His career in Vancouver was on-again-off-again. He would work for a year or more at a hotel or hotel restaurant, and then he would be described for a year or two subsequently (in the Vancouver directory) as a “caterer” — restaurant lingo, I presume, for “self-employed”.
His first experience of the restaurant business in Vancouver was at the Strand Hotel‘s King Edward Silver Grill (ca1905-06). The Strand was mid-way down the south side of the 600 block of West Hastings. He was catering (and traveling in Europe for a few months in 1907) during the 1907-11 period. (A June 1912 clipping noted that Ernest Muling had recently “assumed charge of the Wigwam Inn” (World, 17 June 1912); however, this seems to be the only claim in the local press of this and so I’m assuming it was either a very short-lived appointment or was a press error).
In 1912, Ernest was the proprietor of the Trocadero Grill. The Trocadero was on the south side of the 100 block of West Hastings (at 156 W. Hastings). He catered in 1913.
He was the proprietor of the Langham Hotel at 1115 Nelson Street in 1914. The Langham was what we’d call today a “boutique” hotel. Located just west of Thurlow on Nelson, the charming little hotel building (and its single family dwelling neighbours) is no longer there; in its place today is a concrete multi-residential behemoth.
Starting in 1915, Ernest had moved on to the Grosvenor Hotel Cafe. The Grosvenor was at the SE corner of Howe at Robson. He remained there until 1917/18.While he was working at the Grosvenor, the Mulings lived there. In 1919, he catered again.
In 1920, Ernest was a chef with the Canadian Pacific Railway. What precisely this meant is opaque to me. Whether it meant he was cooking for the staff of the CPR, working in one of the CPR’s public eating establishments, or cooking on a train, isn’t clear.
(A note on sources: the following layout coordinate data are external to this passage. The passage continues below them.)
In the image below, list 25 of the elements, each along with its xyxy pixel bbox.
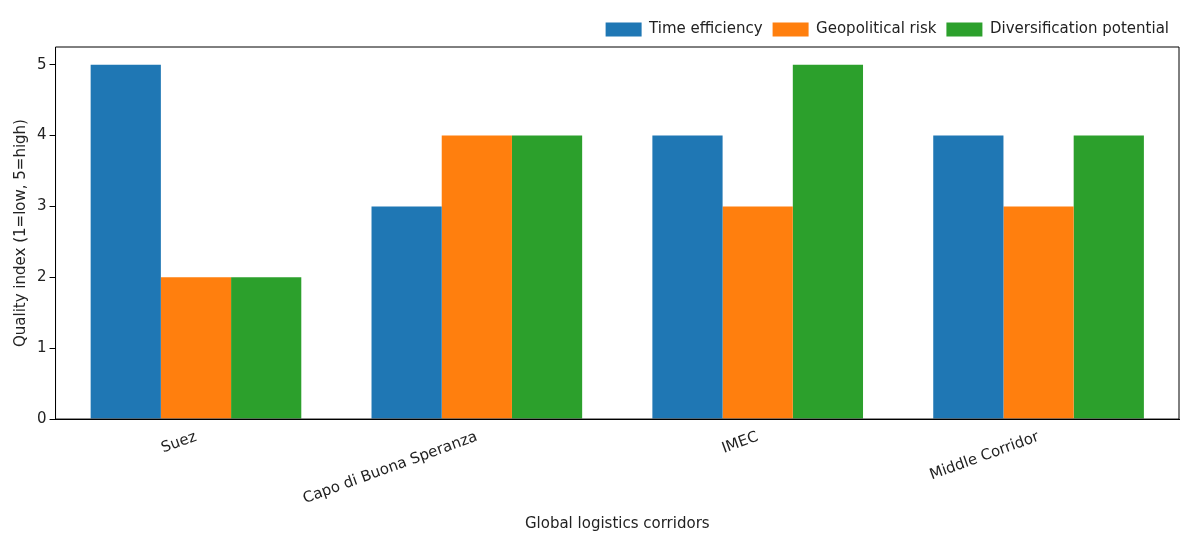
bar xyxy=(441,135,512,419)
y-tick-label: 3 xyxy=(37,196,47,215)
legend-label: Diversification potential xyxy=(989,19,1170,38)
bar xyxy=(933,135,1004,419)
y-tick-label: 5 xyxy=(37,54,47,73)
bar xyxy=(1003,206,1074,419)
bar xyxy=(722,206,793,419)
bar xyxy=(90,64,161,419)
legend-label: Time efficiency xyxy=(648,19,763,38)
x-tick-label: Suez xyxy=(158,426,199,457)
legend-label: Geopolitical risk xyxy=(816,19,937,38)
x-tick-label: IMEC xyxy=(719,427,761,457)
bar xyxy=(371,206,442,419)
y-tick-label: 0 xyxy=(37,408,47,427)
bar xyxy=(231,277,302,419)
bar xyxy=(511,135,583,419)
y-tick-label: 4 xyxy=(37,125,47,144)
y-tick-label: 2 xyxy=(37,267,47,286)
x-axis-title: Global logistics corridors xyxy=(524,513,710,532)
bar xyxy=(792,64,864,419)
y-axis-title: Quality index (1=low, 5=high) xyxy=(10,119,29,348)
bar xyxy=(1073,135,1144,419)
y-tick-label: 1 xyxy=(37,338,47,357)
bar xyxy=(652,135,723,419)
bar xyxy=(160,277,232,419)
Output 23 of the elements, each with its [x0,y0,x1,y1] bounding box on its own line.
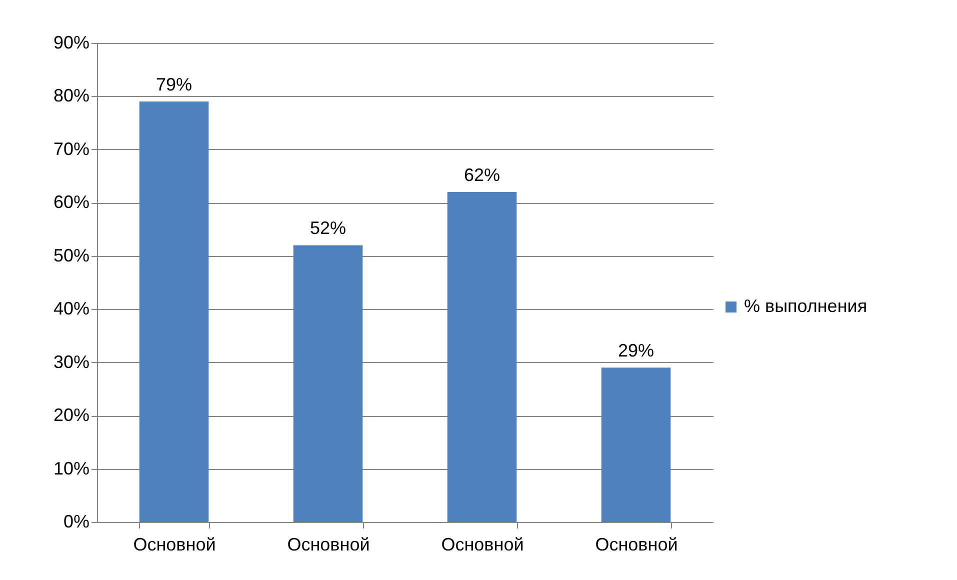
y-tick-label: 60% [53,192,90,212]
data-label: 52% [310,218,346,238]
bar [293,245,363,522]
y-tick-label: 0% [63,512,90,532]
y-tick-label: 70% [53,138,90,159]
x-tick-label: Основной [441,534,524,554]
y-tick-label: 90% [53,32,90,52]
x-tick-label: Основной [133,534,216,554]
x-tick-label: Основной [287,534,370,554]
y-tick-label: 10% [53,458,90,478]
data-label: 29% [618,340,654,361]
y-tick-label: 20% [53,405,90,426]
bar [139,102,209,522]
data-label: 62% [464,165,500,186]
y-tick-label: 30% [53,352,90,372]
data-label: 79% [156,74,192,95]
legend-label: % выполнения [744,296,868,316]
bar [601,368,671,522]
y-tick-label: 80% [53,86,90,106]
x-tick-label: Основной [595,534,678,554]
y-tick-label: 40% [53,298,90,319]
bar [447,192,517,522]
y-tick-label: 50% [53,245,90,266]
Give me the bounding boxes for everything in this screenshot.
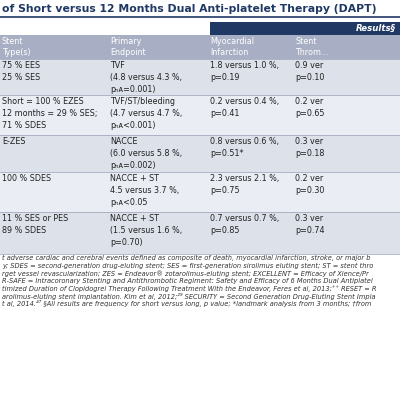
Text: 0.2 versus 0.4 %,
p=0.41: 0.2 versus 0.4 %, p=0.41 bbox=[210, 97, 279, 118]
Text: 100 % SDES: 100 % SDES bbox=[2, 174, 51, 183]
Text: R-SAFE = Intracoronary Stenting and Antithrombotic Regiment: Safety and Efficacy: R-SAFE = Intracoronary Stenting and Anti… bbox=[2, 278, 373, 284]
Text: 11 % SES or PES
89 % SDES: 11 % SES or PES 89 % SDES bbox=[2, 214, 68, 235]
Text: rget vessel revascularization; ZES = Endeavor® zotarolimus-eluting stent; EXCELL: rget vessel revascularization; ZES = End… bbox=[2, 270, 369, 277]
Text: t adverse cardiac and cerebral events defined as composite of death, myocardial : t adverse cardiac and cerebral events de… bbox=[2, 255, 370, 261]
Text: E-ZES: E-ZES bbox=[2, 137, 26, 146]
Text: TVF/ST/bleeding
(4.7 versus 4.7 %,
pₙᴀ<0.001): TVF/ST/bleeding (4.7 versus 4.7 %, pₙᴀ<0… bbox=[110, 97, 182, 130]
Text: NACCE
(6.0 versus 5.8 %,
pₙᴀ=0.002): NACCE (6.0 versus 5.8 %, pₙᴀ=0.002) bbox=[110, 137, 182, 170]
Text: 0.3 ver
p=0.74: 0.3 ver p=0.74 bbox=[295, 214, 324, 235]
Bar bbox=[0, 35, 400, 59]
Text: 0.9 ver
p=0.10: 0.9 ver p=0.10 bbox=[295, 61, 324, 82]
Text: Results§: Results§ bbox=[356, 24, 396, 33]
Bar bbox=[0, 212, 400, 254]
Bar bbox=[0, 95, 400, 135]
Text: 1.8 versus 1.0 %,
p=0.19: 1.8 versus 1.0 %, p=0.19 bbox=[210, 61, 279, 82]
Text: t al, 2014.⁴⁷ §All results are frequency for short versus long, p value; *landma: t al, 2014.⁴⁷ §All results are frequency… bbox=[2, 300, 371, 307]
Text: Short = 100 % EZES
12 months = 29 % SES;
71 % SDES: Short = 100 % EZES 12 months = 29 % SES;… bbox=[2, 97, 98, 130]
Text: Stent
Throm...: Stent Throm... bbox=[295, 37, 328, 58]
Text: arolimus-eluting stent implantation. Kim et al, 2012;²⁹ SECURITY = Second Genera: arolimus-eluting stent implantation. Kim… bbox=[2, 292, 376, 300]
Text: of Short versus 12 Months Dual Anti-platelet Therapy (DAPT): of Short versus 12 Months Dual Anti-plat… bbox=[2, 4, 376, 14]
Text: y; SDES = second-generation drug-eluting stent; SES = first-generation sirolimus: y; SDES = second-generation drug-eluting… bbox=[2, 262, 373, 269]
Text: 2.3 versus 2.1 %,
p=0.75: 2.3 versus 2.1 %, p=0.75 bbox=[210, 174, 279, 195]
Text: Primary
Endpoint: Primary Endpoint bbox=[110, 37, 146, 58]
Text: 0.7 versus 0.7 %,
p=0.85: 0.7 versus 0.7 %, p=0.85 bbox=[210, 214, 279, 235]
Text: 75 % EES
25 % SES: 75 % EES 25 % SES bbox=[2, 61, 40, 82]
Text: TVF
(4.8 versus 4.3 %,
pₙᴀ=0.001): TVF (4.8 versus 4.3 %, pₙᴀ=0.001) bbox=[110, 61, 182, 94]
Text: 0.2 ver
p=0.30: 0.2 ver p=0.30 bbox=[295, 174, 324, 195]
Text: timized Duration of Clopidogrel Therapy Following Treatment With the Endeavor, F: timized Duration of Clopidogrel Therapy … bbox=[2, 285, 376, 292]
Text: 0.8 versus 0.6 %,
p=0.51*: 0.8 versus 0.6 %, p=0.51* bbox=[210, 137, 279, 158]
Bar bbox=[210, 22, 400, 35]
Text: NACCE + ST
4.5 versus 3.7 %,
pₙᴀ<0.05: NACCE + ST 4.5 versus 3.7 %, pₙᴀ<0.05 bbox=[110, 174, 179, 206]
Bar bbox=[0, 135, 400, 172]
Text: 0.2 ver
p=0.65: 0.2 ver p=0.65 bbox=[295, 97, 324, 118]
Bar bbox=[0, 59, 400, 95]
Text: NACCE + ST
(1.5 versus 1.6 %,
p=0.70): NACCE + ST (1.5 versus 1.6 %, p=0.70) bbox=[110, 214, 182, 246]
Text: Myocardial
Infarction: Myocardial Infarction bbox=[210, 37, 254, 58]
Text: 0.3 ver
p=0.18: 0.3 ver p=0.18 bbox=[295, 137, 324, 158]
Text: Stent
Type(s): Stent Type(s) bbox=[2, 37, 31, 58]
Bar bbox=[0, 172, 400, 212]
The CPR job seems to have been his final one in Vancouver. There is no further record in the city of Ernest, Annie, May (or the two boys who came later: Edward, who apprenticed with BC Electric Railway for a couple of years and who seems to have gone to California, dying in San Francisco; and Richard, who took up work as an electrician while in Vancouver).
Mrs. Muling, for at least a couple of their early years in Vancouver (1908-09), seems to have been the first manager of the Gresham rooming house at SW corner of Granville and Smithe. The rooming house was built in 1907-08 and began operation in late 1908 (Province, 12 December 1908). The Gresham is still known by that name and is at that location, today.
While living here, the Mulings participated in dog shows with their dachshund, “Tackle”, on at least one occasion winning best in show for that breed (Sun, 11 Oct 1912).
By 1921, the Muling family seems to have pulled up stakes.* They ended up in Australia again. Whether they went there directly or took a more circuitous route, isn’t clear to me. But most of the family, including Ernest, appear to have died in Camberwell (a suburb of Melbourne, today).
*Madeleine (aka Madge) married Charles Simpson Scott in Vancouver. She seems to have been the one Muling to have “stuck” here. She died at the ripe age of 93 in 1989 in North Vancouver.